As Moody’s Investors Service Lead Retail Analyst Charlie O’Shea wrote in an email to Retail Dive,
Amazon’s announcement this morning that it was escalating the shipping “arms race”: by offering free shipping for everyone, not just its Prime members, for a limited, but undisclosed, time this holiday season is yet another example of the steps retail “heavyweights” such as Amazon, Walmart, Target, etc. will take to continue to expand market share, and they will use every weapon in their arsenal to accomplish this.
These developments raise a number of questions, too:
How Intense will the Pace Get?
Obviously free shipping drives up costs and puts a strain on any retailer. As Charlie O’Shea wrote, “Free shipping is one of the easiest promotions to execute for a retailer, and is certainly popular among consumers, however it is a very costly initiative to undertake. In Amazon’s case, shipping costs for FYE 2017 totaled almost $22 billion, with around $7.4 billion in Q4, and the LTM [last twelve months] through Q32018 stands at around $26 billion against LTM non-AWS revenue of around $198 billion.”

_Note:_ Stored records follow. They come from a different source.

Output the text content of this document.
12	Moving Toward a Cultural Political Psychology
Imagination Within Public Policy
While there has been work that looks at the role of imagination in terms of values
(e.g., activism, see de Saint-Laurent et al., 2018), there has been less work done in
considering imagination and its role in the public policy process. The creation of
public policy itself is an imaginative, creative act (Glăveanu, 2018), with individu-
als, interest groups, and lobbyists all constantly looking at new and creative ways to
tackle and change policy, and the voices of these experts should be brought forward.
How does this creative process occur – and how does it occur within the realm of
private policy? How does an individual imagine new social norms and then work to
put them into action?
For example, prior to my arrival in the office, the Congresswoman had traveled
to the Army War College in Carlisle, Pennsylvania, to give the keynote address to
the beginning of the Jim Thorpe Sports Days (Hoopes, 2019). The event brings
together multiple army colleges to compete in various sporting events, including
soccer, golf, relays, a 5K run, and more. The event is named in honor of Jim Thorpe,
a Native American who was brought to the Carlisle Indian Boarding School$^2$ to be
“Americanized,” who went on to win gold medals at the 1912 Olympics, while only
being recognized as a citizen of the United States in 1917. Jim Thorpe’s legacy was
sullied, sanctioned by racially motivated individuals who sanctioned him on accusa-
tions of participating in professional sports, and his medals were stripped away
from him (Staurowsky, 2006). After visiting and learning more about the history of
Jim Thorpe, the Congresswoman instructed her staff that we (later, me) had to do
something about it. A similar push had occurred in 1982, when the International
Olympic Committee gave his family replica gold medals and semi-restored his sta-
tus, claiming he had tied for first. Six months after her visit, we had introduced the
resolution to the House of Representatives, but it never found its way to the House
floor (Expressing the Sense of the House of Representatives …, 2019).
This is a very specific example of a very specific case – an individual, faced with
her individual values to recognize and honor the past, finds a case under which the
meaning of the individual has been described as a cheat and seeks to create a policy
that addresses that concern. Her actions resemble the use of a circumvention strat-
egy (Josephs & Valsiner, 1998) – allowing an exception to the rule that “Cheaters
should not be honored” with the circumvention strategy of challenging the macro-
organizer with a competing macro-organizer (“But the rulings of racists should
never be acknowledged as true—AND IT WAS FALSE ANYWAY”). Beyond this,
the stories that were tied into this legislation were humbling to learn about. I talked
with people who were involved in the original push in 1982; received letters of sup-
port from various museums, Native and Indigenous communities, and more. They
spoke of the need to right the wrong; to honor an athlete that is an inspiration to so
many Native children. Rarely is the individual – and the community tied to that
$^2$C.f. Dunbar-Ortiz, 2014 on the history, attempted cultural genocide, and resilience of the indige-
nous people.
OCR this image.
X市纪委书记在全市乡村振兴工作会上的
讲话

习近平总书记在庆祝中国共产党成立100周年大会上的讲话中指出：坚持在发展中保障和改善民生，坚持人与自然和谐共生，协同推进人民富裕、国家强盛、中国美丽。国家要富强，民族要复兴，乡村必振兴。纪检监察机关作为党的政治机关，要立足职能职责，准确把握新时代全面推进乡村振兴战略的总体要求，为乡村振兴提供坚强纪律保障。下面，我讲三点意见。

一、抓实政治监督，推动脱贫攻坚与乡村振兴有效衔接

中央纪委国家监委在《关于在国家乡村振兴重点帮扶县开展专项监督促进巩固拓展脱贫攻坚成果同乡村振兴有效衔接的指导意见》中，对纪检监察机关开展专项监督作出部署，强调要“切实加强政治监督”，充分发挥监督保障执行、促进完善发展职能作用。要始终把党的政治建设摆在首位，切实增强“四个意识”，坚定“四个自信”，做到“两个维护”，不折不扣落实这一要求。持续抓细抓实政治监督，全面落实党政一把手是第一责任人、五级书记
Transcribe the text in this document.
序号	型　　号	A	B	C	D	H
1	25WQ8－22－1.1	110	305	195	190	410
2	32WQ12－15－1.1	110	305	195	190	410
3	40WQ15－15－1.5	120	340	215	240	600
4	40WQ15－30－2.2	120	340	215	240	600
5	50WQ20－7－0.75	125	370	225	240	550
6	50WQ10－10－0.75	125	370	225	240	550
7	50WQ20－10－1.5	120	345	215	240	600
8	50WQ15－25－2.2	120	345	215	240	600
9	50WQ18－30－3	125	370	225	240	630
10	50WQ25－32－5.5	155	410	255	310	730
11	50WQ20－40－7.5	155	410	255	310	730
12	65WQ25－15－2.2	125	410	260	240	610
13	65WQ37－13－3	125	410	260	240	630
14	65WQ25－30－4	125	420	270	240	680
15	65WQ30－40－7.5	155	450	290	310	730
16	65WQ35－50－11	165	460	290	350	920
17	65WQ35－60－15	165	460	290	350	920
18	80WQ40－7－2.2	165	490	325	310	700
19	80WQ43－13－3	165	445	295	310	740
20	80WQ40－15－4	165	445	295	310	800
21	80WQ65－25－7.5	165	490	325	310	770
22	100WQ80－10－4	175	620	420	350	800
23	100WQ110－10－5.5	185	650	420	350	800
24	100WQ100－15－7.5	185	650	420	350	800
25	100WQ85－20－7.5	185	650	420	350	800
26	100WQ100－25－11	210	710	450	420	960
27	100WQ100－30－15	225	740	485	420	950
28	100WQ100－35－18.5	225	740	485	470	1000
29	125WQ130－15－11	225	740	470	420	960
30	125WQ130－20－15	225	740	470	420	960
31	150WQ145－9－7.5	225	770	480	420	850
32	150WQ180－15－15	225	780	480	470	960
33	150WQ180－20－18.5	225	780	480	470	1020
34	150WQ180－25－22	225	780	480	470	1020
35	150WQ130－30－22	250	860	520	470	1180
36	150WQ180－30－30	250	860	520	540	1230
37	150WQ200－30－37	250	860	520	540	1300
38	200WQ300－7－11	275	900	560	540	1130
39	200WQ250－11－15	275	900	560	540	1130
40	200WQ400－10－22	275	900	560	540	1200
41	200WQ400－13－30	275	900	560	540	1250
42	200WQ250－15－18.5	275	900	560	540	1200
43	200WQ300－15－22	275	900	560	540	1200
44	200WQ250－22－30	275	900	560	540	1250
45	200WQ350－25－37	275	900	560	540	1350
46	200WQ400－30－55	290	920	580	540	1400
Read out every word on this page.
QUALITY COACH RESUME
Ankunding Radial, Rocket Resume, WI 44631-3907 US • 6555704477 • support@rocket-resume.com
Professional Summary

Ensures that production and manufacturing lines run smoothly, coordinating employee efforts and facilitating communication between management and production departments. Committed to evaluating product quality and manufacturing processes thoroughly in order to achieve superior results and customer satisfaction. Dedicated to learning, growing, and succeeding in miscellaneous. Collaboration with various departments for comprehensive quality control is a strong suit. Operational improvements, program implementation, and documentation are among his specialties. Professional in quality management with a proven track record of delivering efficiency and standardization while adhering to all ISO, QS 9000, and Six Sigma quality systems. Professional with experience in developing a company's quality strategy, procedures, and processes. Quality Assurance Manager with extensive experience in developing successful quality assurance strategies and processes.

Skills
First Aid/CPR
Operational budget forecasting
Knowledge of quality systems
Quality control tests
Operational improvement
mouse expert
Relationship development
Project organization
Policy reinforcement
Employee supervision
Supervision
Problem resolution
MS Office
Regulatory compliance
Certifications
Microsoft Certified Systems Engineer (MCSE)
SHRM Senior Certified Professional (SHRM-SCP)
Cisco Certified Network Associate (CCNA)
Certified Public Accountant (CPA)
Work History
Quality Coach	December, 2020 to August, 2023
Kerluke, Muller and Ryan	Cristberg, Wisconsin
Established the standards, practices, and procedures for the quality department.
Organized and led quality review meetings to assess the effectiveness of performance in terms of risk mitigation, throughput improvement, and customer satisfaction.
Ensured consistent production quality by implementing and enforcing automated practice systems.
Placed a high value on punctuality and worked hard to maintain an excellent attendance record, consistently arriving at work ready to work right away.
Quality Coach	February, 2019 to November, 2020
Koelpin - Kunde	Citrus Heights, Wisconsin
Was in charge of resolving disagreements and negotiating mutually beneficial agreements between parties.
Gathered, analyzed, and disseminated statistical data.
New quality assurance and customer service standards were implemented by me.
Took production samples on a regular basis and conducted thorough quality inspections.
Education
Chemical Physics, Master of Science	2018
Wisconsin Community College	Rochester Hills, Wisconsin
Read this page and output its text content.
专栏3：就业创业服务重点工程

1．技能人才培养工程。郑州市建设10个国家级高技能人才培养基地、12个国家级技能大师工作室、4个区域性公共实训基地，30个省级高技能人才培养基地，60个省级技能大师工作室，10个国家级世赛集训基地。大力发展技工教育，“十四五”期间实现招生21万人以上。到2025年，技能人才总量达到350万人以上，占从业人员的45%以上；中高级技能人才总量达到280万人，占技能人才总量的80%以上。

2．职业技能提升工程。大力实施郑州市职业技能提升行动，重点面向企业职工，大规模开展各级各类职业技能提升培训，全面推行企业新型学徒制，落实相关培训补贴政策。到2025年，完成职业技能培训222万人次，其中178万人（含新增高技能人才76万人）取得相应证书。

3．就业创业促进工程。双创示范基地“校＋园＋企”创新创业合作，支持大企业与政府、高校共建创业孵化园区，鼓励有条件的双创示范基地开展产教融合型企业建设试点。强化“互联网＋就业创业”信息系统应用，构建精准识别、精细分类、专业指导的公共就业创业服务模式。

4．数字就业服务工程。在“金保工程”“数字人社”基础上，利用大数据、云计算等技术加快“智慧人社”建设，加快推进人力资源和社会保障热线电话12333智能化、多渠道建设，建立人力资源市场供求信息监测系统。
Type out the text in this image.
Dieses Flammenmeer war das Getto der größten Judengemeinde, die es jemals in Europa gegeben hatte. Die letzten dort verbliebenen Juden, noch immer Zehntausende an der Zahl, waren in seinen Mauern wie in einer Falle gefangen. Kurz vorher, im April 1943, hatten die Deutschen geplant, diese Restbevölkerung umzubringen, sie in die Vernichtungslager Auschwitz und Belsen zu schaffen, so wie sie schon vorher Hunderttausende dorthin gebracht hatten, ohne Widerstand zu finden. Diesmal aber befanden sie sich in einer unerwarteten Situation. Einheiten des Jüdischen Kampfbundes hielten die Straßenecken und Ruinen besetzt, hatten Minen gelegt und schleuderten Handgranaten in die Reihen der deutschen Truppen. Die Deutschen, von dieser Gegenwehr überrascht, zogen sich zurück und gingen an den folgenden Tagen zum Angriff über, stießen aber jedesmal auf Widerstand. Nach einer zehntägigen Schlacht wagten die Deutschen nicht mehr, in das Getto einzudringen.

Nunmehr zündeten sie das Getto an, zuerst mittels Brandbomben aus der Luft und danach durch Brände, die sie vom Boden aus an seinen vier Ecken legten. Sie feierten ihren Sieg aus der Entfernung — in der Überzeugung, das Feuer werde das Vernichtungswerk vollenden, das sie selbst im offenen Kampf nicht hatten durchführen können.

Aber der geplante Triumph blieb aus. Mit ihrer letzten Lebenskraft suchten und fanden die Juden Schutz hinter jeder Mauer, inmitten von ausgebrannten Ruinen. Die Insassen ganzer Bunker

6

As we noted earlier this year, Walmart struggled to handle spikes in online demand during the 2017 holiday season. So how will these holiday features affect margins? We’ll know when Amazon, Target, and Walmart announce quarterly earnings that take into account holiday sales.
How Will Other Retailers Be Affected?
How hard will businesses such as Macy’s get hit? Macy’s is taking a more traditional holiday shopping approach by promoting Cyber Monday and Black Friday deals while also featuring pop-up stores in a bid to make its physical stores more attractive. It’s not that Macy’s is underselling online – far from it. In fact, Macy’s is offering shoppable experiences on Instagram and Pinterest in addition to deals found on its website. But offering more liberal shipping might be too much for a business that has fought hard to bounce back from hard times. Will Macy’s customers be lured away by aggressive free shipping offers, though?
What Is the Future of Black Friday?
One thing is certain: Black Friday and Cyber Monday, while important touchstones, no longer dominate the holiday shopping season. The most influential brands are moving the start date each season. In recent years, we saw big retailers begin to turn Black Friday into a multi-day event, including sales on Thanksgiving. People grouse about the holiday season beginning too soon – but shoppers continue to respond to holiday enticements. Will we reach a point when the increasingly on-demand nature of the holiday season eventually makes Black Friday extinct?
Let’s see how shoppers respond to free shipping.